Gropper Law Group, PLLC, New York (David De Andrade of counsel), for respondent.
Order, Supreme Court, New York County (Kathryn E. Freed, J.), entered March 16, 2015, which, to the extent appealed from, denied defendant Metropolitan Transportation Authority's (MTA) motion for summary judgment dismissing the complaint and all cross claims against it, unanimously affirmed, without costs.
Plaintiff seeks damages for injuries she allegedly sustained when a re-paved trench in the street collapsed under her; at the time, construction of the Second Avenue subway was taking place in the area.

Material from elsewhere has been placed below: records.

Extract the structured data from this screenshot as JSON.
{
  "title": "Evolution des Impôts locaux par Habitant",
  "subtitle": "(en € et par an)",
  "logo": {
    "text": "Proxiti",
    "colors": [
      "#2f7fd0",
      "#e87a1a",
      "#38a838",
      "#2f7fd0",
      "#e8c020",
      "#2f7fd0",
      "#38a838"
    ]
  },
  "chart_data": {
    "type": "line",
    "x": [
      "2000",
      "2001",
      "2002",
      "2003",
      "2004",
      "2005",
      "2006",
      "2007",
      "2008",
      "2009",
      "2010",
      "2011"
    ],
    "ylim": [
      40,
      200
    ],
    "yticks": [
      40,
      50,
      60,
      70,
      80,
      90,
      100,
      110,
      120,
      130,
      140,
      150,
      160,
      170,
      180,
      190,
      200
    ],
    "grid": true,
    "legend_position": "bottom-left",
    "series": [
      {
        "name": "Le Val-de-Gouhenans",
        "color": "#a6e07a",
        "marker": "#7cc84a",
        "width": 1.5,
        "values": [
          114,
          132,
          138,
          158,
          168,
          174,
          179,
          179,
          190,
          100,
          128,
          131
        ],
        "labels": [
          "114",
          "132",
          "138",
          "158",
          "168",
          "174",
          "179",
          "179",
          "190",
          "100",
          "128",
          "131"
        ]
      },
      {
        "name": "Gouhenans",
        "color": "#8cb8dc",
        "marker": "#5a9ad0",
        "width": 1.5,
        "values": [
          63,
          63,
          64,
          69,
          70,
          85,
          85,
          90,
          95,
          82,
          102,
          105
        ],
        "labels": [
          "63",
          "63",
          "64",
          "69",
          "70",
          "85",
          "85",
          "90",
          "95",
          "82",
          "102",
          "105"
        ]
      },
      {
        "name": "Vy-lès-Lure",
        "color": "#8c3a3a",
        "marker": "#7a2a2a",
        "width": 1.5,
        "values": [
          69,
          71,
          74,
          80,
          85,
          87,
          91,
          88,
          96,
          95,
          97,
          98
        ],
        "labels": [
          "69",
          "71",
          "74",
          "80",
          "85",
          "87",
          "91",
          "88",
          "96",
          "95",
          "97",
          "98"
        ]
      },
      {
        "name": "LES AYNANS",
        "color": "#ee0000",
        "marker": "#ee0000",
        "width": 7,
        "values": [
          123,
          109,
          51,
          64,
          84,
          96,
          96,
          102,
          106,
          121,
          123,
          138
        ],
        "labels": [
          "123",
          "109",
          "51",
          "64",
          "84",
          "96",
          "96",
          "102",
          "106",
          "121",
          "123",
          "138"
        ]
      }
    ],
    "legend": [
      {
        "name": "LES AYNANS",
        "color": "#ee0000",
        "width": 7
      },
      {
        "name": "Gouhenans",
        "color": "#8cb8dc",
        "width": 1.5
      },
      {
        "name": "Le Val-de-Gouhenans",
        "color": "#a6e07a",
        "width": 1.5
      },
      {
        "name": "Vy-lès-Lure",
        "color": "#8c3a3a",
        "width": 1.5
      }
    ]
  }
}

MTA failed to establish prima facie that it owes no duty to plaintiff because neither it nor its contractors launched a force or instrument of harm in performing their contractual duties (see Espinal v Melville Snow Contrs. , 98 NY2d 136, 140 [2002]). While the record conclusively demonstrates that two of MTA's contractors, defendants J. D'Annunzio & Sons, Inc. and S3 Tunnel Construction AJV, performed no work at the location where plaintiff fell, it also shows that there was a total of 10 contracts on the project, and MTA did not show that no work under any of the other contracts was done at that location. There is also evidence that other entities were performing excavation work within the area, and MTA did not show that the work of those entities was not related to the subway construction.
THIS CONSTITUTES THE DECISION AND ORDER
OF THE SUPREME COURT, APPELLATE DIVISION, FIRST DEPARTMENT.